Ishira Kelsaw-Fletcher, a senior fashion studies major, will be traveling home to Michigan on Election Day to vote.
This is the first year she has been able to make the almost four-hour drive without missing class because Election Day will be a non-instructional day at Columbia. In previous years, Columbia continued to hold classes on Election Day.
“I think it’s a really great way to see change in your community, whether that be from a local, state or federal level,” Fletcher said. “Being able to go home and vote in a polling place is just a really cool plus of that.”
According to a 2023 poll from the Center for Information & Research on Civic Learning and Engagement from Tufts University, only 18% of new voters aged 18 to 19 years of age voted in the 2022 election. Young voters aged 20 to 29 only cast ballots at a 24% rate.
The on-campus student voter engagement group Columbia Votes lobbied for the day off, hoping to give students more opportunities to get to the polls in person.
Sharon Bloyd-Peshkin, professor in the School of Communication and Culture and the faculty advisor and founder of Columbia Votes, said having Election Day off struck her as an opportunity for the school to encourage student civic participation beyond just voting.
“It’s definitely easier to vote if you have Election Day off. It also allows for other things,” she said. “It allows students to be poll workers, or in some other ways work to help with the voting process to get involved with elections. So it just seemed like a natural opportunity.”
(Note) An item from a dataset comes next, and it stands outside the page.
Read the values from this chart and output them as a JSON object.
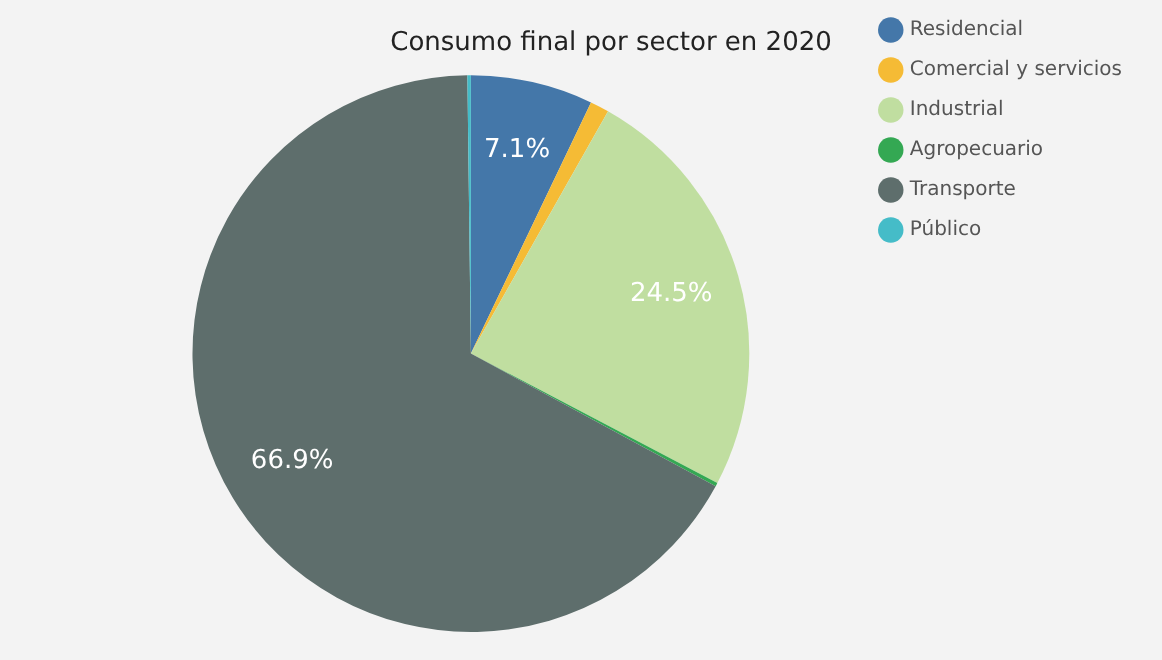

Columbia is unique in Illinois and in the country. The University of Illinois system still holds classes on Election Day as well as Illinois State University, DePaul University and Loyola University Chicago. Southern Illinois University in Edwardsville will not be in session on Nov. 5, while Southern Illinois University in Carbondale provides resources for students to register but still holds class.
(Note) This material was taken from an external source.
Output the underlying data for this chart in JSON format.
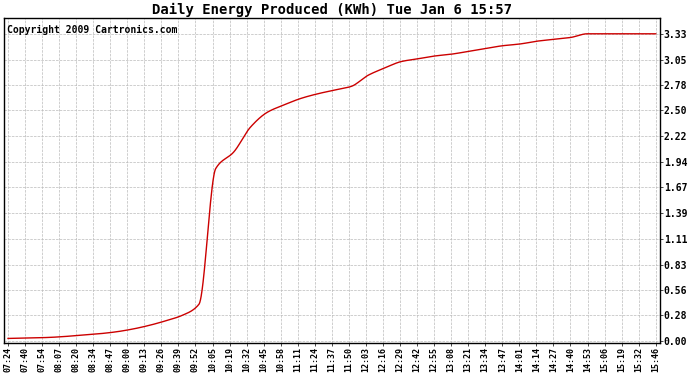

The civic project Day On Democracy maps colleges and universities that don’t hold classes on Election Day. It estimates that approximately 115 or 2.9% of all colleges and universities cancel classes on Election Day, although the number may not be accurate. Columbia is not on the map, but the University of Illinois system is listed.
Election Day is not a holiday everywhere, but it is in many places in Illinois. According to the Illinois State Board of Elections, the day is considered a “legal school holiday” for public schools, including in Chicago. Schools that are closed for the day can then be used as potential polling places, according to state law.
Election Day is a federal and state holiday, but not in Chicago.
As Election Day approaches, some students have taken advantage of voting early. According to Bloyd-Peshkin, about 50% of Columbia students are registered to vote by mail.
Megan Brown, a senior music business major, is planning to vote by mail in her home state of Missouri but is still supportive of having the day off as a way to bring attention to voting.
“I think it’s really important to give students the time and dedicated space to perform their civic duty, whether they choose to or not,” Brown said.
Generation Z accounts for 41 million eligible voters nationwide, and both major party candidates are targeting them.
Although younger voters typically do not go to the polls at the same rate as older voters, they could be deciders in the 2024 election if enough turn out.
Some students, like senior graphic design major JJ Salgado, are organizing their friends to hit the polls on Election Day.
“I believe I’ll just go with some friends, I usually always do. I gather around some people and we kind of just do it together, make it an activity,” Salgado said.
Some students who were planning on voting early are now looking forward to casting their vote on Election Day. Cameron Counts, a sophomore film and television major, said they would not have been able to vote without the day off.
“I probably would not have been able to find time. So it’s awesome that they are doing that,” Counts said.
Anesa Nevzadi, a junior film major, was very hopeful that having the day off will encourage other students to go out and vote, and that other schools will follow Columbia’s example.
“I think that voting is an obligation that everyone has. Schools, being a representative for the youth in a country, taking that step to provide us with a day to do something like this, go out and vote as an obligation is a very necessary step in ensuring that our future is taking the measures that they need to, in order to make our future better,” Nevzadi said.